The cliff divers of Acapulco push off horizontally from rock platforms about 35 m above the water, but they must clear rocky outcrops at water level that extend out into the water 5.0 m from the base of the cliff directly under their launch point. See Fig. 3–53. What minimum push-off speed is necessary to clear the rocks? How long are they in the air?

Consider the downward direction as positive y and the origin as the point from which the divers push off the cliff. Also, in the vertical direction, the value of the initial velocity is equivalent to zero.

Given data:

The distance above the water is $d=35\mathrm{m}$.

The distance from the base of the cliff is $L=5\mathrm{m}$.
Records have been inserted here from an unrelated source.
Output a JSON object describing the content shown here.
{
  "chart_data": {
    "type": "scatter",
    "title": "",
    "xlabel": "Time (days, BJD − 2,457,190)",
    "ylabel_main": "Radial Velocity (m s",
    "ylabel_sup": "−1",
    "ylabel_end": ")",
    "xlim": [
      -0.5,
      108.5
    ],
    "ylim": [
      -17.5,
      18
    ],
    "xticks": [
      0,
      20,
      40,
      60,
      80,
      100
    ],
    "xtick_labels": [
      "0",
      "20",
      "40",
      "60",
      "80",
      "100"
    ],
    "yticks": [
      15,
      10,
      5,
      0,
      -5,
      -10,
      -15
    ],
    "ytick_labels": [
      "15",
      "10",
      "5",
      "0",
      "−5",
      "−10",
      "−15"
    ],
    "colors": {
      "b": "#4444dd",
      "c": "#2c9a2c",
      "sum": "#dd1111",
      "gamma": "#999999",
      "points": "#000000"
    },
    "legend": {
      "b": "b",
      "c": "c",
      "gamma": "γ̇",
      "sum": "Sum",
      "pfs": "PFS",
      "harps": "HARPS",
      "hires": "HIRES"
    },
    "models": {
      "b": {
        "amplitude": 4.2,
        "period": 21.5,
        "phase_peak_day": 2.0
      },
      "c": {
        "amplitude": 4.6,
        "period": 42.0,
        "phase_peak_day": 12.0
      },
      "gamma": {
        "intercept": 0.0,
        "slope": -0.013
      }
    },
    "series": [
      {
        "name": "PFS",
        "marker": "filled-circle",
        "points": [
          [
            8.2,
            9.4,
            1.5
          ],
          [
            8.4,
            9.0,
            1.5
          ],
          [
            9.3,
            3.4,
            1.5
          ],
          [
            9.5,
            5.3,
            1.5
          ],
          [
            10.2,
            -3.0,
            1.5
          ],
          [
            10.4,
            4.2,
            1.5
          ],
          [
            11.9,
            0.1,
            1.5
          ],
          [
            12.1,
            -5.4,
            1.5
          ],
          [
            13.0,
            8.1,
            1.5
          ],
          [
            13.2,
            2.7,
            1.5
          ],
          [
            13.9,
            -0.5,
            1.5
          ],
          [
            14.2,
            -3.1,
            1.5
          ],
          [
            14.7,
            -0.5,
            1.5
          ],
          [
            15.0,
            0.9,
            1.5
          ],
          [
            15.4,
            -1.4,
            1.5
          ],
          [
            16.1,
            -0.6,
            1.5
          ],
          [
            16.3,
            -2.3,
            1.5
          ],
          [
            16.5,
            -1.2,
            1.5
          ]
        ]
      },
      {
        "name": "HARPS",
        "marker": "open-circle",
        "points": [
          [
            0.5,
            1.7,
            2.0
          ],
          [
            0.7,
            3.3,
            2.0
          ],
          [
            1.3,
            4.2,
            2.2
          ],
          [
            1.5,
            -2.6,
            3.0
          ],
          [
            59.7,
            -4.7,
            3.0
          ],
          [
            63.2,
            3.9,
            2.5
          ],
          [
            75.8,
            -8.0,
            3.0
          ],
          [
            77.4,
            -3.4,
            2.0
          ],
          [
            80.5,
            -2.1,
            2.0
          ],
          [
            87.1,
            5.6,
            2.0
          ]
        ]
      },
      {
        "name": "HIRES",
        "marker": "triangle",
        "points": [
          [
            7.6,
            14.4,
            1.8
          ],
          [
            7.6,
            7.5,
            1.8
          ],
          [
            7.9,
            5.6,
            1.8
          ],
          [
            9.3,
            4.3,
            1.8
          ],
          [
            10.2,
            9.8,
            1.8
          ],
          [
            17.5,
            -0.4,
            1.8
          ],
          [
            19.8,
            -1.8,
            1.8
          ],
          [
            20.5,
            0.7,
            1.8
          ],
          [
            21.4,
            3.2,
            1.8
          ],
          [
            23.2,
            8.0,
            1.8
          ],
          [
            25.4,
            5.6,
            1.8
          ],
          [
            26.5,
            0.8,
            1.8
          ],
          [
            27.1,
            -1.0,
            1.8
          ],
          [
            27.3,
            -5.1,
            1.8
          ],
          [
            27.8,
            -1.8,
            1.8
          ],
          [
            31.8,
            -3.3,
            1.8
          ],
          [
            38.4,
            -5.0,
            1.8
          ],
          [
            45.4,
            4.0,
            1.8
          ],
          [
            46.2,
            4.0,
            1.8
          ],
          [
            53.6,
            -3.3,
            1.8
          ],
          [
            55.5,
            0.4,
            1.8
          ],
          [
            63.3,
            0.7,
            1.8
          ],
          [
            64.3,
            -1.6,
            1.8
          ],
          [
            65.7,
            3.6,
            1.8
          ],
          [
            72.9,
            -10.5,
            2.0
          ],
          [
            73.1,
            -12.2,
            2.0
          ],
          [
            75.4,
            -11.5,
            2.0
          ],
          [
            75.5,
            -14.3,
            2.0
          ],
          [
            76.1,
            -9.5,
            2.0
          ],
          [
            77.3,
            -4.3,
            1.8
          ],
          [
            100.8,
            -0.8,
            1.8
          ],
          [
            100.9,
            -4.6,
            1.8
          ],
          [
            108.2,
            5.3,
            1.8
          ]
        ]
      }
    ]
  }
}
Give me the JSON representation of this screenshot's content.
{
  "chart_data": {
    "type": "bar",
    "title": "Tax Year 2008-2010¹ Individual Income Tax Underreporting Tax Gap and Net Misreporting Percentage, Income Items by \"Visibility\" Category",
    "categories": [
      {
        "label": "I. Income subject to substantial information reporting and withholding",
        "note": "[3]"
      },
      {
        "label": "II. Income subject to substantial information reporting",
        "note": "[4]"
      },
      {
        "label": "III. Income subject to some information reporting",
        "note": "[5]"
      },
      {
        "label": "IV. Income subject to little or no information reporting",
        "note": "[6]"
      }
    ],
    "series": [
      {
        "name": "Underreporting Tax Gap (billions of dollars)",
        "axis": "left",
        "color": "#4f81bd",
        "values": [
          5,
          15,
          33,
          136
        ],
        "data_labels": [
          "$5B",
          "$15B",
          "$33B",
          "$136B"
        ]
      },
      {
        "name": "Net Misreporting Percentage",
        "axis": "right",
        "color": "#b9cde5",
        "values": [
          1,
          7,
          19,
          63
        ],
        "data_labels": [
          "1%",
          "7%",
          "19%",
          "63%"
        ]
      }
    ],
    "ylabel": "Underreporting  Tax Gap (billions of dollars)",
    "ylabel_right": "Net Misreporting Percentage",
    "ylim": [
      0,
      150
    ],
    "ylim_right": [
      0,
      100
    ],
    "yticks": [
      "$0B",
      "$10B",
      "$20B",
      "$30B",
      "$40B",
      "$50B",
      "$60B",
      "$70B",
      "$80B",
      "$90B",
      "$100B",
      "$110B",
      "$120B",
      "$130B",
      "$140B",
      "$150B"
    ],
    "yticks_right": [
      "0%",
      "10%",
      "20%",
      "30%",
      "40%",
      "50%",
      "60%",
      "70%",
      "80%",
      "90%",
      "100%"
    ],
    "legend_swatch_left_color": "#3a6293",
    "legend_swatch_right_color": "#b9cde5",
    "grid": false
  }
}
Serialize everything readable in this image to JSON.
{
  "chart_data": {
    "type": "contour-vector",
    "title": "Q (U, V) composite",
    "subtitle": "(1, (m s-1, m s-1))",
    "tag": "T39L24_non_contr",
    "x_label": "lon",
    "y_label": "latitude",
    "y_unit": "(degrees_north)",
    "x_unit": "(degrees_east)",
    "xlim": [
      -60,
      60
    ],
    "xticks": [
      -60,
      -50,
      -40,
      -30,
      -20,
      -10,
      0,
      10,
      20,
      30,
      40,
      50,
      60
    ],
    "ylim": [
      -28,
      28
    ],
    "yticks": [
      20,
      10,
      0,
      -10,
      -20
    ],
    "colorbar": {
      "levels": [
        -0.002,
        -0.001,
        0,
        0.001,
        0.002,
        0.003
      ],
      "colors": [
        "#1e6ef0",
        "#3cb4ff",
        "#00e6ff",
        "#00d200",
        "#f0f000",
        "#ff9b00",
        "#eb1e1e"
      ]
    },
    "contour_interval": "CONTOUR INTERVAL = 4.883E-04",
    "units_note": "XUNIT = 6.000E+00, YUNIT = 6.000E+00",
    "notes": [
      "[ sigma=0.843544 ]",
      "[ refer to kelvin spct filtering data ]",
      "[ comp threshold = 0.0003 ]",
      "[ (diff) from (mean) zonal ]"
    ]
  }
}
The formula to calculate the time of flight can be written as:

$d=ut+\frac{1}{2}g{t}^2$

Here, u is the initial velocity in the vertical direction whose value is zero, and g is the gravitational acceleration.

On plugging the values in the above relation, you get:

$\begin{array}{c}35\mathrm{m}=\left(0\right)t+\frac{1}{2}\left(9.81\mathrm{m}/{\mathrm{s}}^2\right)t^2\\ t=2.67\mathrm{s}\end{array}$

Thus, $t=2.67\mathrm{s}$is the required time.

The formula to calculate speed can be written as:

$v=\frac{L}{t}$

On plugging the values in the above relation, you get:

$\begin{array}{l}v=\left(\frac{5\mathrm{m}}{2.67\mathrm{s}}\right)\\ v=1.87\mathrm{m}/\mathrm{s}\end{array}$

Thus, $v=1.87\mathrm{m}/\mathrm{s}$is the minimum push-off speed.